If the time-horizon is the next listen, it's terrible, as it doesn't care if it revolts the user so badly that they leave the platform immediately. This is bad for the platform, too, so they won't do it for long.
If it's very long term, then it's not as bad because it takes into account users listening more often and over a longer period of time. One way of getting additional longer term listens is including signals like tastes of similar users and other things many of us music-lovers would consider "good". And the profit part means including signals like cost-per-stream of each song. A very long time-horizon requires finding good tradeoffs between all these signals.
My guess is the time-horizon is monthly to quarterly. This is because of market pressures (public markets demand quarterly results) and the practicality of measuring the results. You can't measure/improve infinite time-horizon optimization.
This will still have the effect of selecting for users that aren't as sensitive to what they are hearing. They will not leave as quickly. These are the users the platform wants, as these users afford the platform more leeway in shifting the tradeoff from quality signals to cost-per-stream. Eventually, this will push out many of us music-lovers and the artists we love.
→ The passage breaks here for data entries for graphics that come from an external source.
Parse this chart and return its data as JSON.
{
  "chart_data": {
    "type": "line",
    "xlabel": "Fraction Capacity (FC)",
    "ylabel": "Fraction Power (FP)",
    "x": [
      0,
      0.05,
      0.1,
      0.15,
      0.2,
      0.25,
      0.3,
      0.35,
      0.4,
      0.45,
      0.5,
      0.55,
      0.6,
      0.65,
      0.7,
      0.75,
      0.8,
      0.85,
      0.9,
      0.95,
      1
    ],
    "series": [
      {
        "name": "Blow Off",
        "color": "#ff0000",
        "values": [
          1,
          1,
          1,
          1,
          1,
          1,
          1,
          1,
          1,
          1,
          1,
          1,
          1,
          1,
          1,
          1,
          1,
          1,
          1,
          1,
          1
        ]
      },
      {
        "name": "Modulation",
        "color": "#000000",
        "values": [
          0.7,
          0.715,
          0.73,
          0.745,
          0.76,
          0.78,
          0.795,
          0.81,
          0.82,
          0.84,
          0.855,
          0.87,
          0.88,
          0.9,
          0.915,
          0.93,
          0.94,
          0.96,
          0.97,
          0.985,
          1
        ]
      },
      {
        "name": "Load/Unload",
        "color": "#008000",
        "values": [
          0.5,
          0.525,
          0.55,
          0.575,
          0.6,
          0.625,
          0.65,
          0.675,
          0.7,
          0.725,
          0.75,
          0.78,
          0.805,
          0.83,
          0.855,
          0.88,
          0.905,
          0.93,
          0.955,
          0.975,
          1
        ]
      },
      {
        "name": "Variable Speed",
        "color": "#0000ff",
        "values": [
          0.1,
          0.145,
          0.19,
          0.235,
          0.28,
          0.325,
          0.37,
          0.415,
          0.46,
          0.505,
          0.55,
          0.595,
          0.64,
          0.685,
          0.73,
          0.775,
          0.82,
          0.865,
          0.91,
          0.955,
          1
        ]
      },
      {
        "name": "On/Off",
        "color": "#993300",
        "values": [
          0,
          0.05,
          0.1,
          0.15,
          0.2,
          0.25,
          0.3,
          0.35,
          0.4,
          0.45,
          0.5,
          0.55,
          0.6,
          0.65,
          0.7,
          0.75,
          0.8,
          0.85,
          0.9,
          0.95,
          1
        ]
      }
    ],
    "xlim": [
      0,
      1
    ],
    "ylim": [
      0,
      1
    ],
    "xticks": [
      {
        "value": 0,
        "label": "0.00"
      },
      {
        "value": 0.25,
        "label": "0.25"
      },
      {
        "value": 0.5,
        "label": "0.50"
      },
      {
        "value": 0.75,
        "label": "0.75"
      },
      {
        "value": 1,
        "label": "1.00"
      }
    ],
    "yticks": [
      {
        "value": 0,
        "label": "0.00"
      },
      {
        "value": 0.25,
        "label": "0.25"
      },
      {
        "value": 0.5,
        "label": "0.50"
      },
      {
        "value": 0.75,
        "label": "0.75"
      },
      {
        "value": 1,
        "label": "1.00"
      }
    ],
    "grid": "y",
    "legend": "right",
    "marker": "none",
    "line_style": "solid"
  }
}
Once this reaches a tipping point, there will be room in the market for another service to cater to music-lovers. But, given market pressures, they will almost certainly walk the same path as Spotify in the long term.
For me, the implication is to own my own music. I always have and always will. I only use streaming platforms for discovery. But as soon as I decide I like something enough, I buy it. I almost always buy albums, not individual songs. That lets me see if I want to follow that artist more deeply. This is expensive and time-consuming relative to streaming. It's dirt cheap relative to what I get out of music.